Materials science plays a major role at the ESRF and spans a wide range of applications from chemical bonding, electronic applications, and novel synthesis to studies of grain growth and dynamic evolution of materials properties. The trend in materials science research at the ESRF is that micro focussing, time-resolved studies in situ and the application of combinations of techniques are on the rise. In order to illustrate these trends we have chosen a few examples in the categories: Materials and their Properties, Growth and Dynamics of Metals and Alloys, and Extreme Conditions.

The change of structure of molecules during chemical reactions is of fundamental importance for the understanding of reaction pathways. These often very fast processes can now be studied on the picosecond timescale by X-ray diffraction as illustrated by a study of photo dissociation of C2H2I2 using pulsed picosecond lasers and X-ray beams (100 ps) showing the dissociation of the molecules including the time evolution of metastable complexes.

Porous solids are strategic materials for catalysis, separation and storage of gases and many other applications. One example illustrates the possibility of designing new porous materials by a combination of computer design and X-ray powder analysis with an example of the production of a new material from 1,3,5-benzene tricarboxylate and chromium trimers. A second example shows a combined X-ray and spectroscopy study of the stabilisation of Ag and Cu carbonyl clusters in the zeolitic nanochannels of the well-known zeolite ZSM-5.

Thin films are important for the production of superconducting and electronic materials. The control of the deposition procedure is essential for optimal performance of these materials. In one study the in situ evaluation of the deposition of superconducting Yba2Cu3O7 films by pulsed laser deposition was followed by X-ray diffraction at high temperatures. The real-time evolution films of InO3:Sn, an n-type semiconductor, was studied by X-ray diffraction. Films of this material are used in opto-electronics, solar cells and in liquid crystal displays. Annealing is known to improve the electrical and optical properties. The study correlates the changes of the film properties with its structure during annealing in vacuum.

Powder diffraction is becoming a very useful tool for a variety of studies at synchrotron facilities due to the excellent resolution. A novel application is presented to illustrate the use of powder diffraction even for very large structures such as proteins in the temperature dependence study of the hexagonal turkey egg-white lysozyme.

The properties of metals and alloys can be improved by addition of trace elements and by mechanical processing or annealing. The mechanisms for the improvements are, however, often not known in details. Four studies of these phenomena are given. In a small-angle

X-ray scattering experiment, the dynamic precipitation in an Al-Zn-Mg-Cu alloy was studied during quenching. It was shown that the precipitation process is much faster during straining of the materials as compared to static ageing. The 3D-XRD microscope at ID11 has been used to study the individual grain growth during annealing of Al single crystals. A movie of the grain growths of several grains in three-dimensions was produced. The third example presents a novel method to study stress and strain fields in amorphous materials. Previously only crystals could be characterised by diffraction, but now, by employing high-energy X-ray correlation functions, the strain tensors in a bulk metallic glass was determined. The dynamics of amorphous materials can also be followed using the coherence of the X-ray beam. The fourth example shows how the intensity fluctuations in the speckle pattern can be analysed by autocorrelation functions. In this example, X-ray photon autocorrelation spectroscopy was used to investigate the antiphase domain dynamics in the intermetallic phase Co60Ga40.

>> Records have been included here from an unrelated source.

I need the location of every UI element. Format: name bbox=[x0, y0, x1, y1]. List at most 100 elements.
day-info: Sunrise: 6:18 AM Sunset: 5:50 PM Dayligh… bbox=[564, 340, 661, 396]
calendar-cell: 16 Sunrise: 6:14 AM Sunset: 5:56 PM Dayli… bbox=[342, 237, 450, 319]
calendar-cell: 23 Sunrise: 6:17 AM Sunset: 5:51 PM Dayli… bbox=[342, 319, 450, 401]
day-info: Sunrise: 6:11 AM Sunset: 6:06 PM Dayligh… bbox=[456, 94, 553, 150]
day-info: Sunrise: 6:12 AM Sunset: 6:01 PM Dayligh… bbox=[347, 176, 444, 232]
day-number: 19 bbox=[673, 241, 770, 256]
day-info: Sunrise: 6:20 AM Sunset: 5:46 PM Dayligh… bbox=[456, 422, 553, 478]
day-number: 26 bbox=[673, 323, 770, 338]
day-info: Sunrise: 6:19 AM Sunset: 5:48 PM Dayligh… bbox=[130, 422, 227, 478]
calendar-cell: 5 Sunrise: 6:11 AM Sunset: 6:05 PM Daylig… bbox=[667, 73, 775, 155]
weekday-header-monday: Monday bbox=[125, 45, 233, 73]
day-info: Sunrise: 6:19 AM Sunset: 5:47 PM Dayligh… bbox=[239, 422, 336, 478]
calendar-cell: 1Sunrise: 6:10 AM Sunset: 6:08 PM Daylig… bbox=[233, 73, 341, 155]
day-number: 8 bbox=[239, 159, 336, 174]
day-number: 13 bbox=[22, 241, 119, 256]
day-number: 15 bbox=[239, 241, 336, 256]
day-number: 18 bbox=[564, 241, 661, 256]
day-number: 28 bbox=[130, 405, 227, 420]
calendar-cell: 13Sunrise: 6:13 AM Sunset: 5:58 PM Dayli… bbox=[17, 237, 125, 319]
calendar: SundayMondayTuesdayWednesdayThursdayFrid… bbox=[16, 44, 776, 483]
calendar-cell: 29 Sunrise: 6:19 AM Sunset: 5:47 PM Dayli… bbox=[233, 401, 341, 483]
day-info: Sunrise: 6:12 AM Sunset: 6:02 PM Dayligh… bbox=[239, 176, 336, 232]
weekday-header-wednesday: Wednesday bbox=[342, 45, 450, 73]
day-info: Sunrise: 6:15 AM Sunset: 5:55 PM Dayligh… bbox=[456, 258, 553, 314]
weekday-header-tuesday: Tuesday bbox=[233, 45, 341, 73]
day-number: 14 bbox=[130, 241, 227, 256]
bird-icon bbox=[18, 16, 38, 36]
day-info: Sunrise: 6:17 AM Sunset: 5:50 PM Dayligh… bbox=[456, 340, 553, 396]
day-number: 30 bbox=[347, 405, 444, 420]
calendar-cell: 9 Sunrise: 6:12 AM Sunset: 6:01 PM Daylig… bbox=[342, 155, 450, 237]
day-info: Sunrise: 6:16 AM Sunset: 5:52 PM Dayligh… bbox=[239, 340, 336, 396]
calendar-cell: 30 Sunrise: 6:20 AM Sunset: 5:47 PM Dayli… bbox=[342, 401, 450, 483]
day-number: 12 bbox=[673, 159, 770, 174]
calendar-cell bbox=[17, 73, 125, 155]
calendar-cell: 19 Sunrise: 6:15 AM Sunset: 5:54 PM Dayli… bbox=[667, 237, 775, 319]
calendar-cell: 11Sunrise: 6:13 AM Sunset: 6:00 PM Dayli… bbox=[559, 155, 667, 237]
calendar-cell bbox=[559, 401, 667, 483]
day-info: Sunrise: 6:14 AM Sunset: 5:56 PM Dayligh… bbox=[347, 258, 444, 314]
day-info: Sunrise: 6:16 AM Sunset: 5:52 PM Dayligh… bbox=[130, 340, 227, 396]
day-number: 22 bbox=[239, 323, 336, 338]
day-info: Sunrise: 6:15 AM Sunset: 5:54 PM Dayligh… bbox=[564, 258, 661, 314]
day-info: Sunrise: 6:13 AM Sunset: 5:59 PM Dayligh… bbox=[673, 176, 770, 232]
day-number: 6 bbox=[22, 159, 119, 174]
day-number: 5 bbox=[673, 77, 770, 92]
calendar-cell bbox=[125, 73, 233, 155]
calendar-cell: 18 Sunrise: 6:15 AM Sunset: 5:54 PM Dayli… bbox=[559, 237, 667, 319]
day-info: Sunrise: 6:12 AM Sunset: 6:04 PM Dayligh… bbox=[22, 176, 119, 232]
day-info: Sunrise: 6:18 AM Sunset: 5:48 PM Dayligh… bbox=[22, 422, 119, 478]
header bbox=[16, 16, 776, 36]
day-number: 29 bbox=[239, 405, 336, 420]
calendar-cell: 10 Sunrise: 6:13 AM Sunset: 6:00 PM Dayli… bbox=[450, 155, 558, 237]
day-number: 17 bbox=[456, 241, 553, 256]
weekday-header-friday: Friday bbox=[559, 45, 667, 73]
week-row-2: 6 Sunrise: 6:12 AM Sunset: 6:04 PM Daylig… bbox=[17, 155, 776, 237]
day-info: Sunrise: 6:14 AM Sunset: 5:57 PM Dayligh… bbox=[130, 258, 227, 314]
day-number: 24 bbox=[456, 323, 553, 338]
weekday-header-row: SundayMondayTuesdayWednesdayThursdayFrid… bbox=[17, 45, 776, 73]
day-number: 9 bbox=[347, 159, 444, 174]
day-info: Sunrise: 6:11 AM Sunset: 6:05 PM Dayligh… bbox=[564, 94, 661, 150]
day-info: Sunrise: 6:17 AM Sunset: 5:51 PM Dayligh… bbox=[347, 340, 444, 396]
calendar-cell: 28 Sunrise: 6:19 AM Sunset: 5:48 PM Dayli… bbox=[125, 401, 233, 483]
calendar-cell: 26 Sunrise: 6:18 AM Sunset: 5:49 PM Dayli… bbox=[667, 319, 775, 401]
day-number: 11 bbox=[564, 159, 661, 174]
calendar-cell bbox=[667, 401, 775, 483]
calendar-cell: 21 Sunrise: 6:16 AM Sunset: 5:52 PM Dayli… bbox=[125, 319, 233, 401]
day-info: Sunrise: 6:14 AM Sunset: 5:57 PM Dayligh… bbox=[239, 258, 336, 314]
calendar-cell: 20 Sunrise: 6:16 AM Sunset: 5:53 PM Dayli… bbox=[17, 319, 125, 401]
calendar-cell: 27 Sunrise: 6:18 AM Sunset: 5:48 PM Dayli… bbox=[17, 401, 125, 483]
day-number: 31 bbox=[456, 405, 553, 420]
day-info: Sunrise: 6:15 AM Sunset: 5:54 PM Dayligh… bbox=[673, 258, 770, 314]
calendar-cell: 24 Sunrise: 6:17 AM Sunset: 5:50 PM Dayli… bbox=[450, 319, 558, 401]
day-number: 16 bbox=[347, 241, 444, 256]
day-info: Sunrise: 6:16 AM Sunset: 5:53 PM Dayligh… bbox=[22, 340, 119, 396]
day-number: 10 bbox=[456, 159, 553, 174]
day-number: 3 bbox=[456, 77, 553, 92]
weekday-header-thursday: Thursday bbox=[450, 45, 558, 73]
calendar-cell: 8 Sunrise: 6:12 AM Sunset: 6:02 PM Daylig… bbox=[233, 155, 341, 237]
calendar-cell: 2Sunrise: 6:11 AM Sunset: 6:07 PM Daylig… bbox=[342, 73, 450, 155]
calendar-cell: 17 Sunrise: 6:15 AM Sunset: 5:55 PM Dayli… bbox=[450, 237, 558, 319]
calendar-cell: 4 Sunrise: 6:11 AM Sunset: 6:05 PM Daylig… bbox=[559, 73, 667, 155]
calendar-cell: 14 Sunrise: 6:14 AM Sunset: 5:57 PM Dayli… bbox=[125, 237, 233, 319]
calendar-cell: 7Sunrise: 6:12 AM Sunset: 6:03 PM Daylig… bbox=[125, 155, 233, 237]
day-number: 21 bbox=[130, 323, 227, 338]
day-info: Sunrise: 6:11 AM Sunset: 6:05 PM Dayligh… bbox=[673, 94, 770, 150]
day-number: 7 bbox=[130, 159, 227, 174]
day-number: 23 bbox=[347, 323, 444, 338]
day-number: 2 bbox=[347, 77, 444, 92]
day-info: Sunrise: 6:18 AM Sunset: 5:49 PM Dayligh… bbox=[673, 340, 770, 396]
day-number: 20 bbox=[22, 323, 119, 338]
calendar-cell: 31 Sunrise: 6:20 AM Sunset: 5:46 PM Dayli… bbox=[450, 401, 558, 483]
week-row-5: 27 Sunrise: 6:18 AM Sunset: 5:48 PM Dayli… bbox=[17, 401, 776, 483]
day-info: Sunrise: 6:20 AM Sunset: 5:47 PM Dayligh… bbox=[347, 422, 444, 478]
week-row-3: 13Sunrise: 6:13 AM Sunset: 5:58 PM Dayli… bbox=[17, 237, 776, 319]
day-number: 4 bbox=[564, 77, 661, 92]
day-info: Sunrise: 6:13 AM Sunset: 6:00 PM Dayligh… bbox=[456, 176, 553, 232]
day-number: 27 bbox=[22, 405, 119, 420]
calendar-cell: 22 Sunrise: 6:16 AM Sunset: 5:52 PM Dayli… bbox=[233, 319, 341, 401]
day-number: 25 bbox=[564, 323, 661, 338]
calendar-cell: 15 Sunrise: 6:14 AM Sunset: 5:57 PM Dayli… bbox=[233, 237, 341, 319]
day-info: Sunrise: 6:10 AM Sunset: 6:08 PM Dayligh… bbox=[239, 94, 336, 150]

High-pressure studies are gaining in importance for a number of areas of materials science research. The new applications of laser heating have now opened up the field for studies both at high pressures and high temperature (> 5000 K). In one study the matter of electronic topological transitions due to distortions of the electronic band structure was studied in osmium by angle-dispersive X-ray diffraction. During the study of the equation of state it was found that the Fermi surface of osmium passes through a topologic singularity at 25 GPa. A second study deals with the synthesis of nitrogen. Nitrogen usually consists of dimers with strong triple bonding. In a synthesis above 2000 K and pressures above 110 GPa, a theoretically predicted cubic phase, polymeric nitrogen, was found as evidenced by a combination of X-ray diffraction and Raman techniques. The final example deals with the boundary between the earth's mantle and the core. In this region one notices a large contrast in the properties across the region. The interaction between iron and silica (SiO2) was studied in an electrically and laser heated diamond anvil cell at pressures up to 140 GPa and temperatures over 3500°C. It was shown that iron and SiO2 do not react at high pressures and iron-silica alloys dissociate into almost pure iron and a CsCl-structured FeSi compound. The existence of the FeSi at the base of the Earth's lower mantle could explain the anomalously high electrical conductivity of this region and provide a key to the understanding why the amplitude of the Earth's nutation is out-of-phase with tidal forces.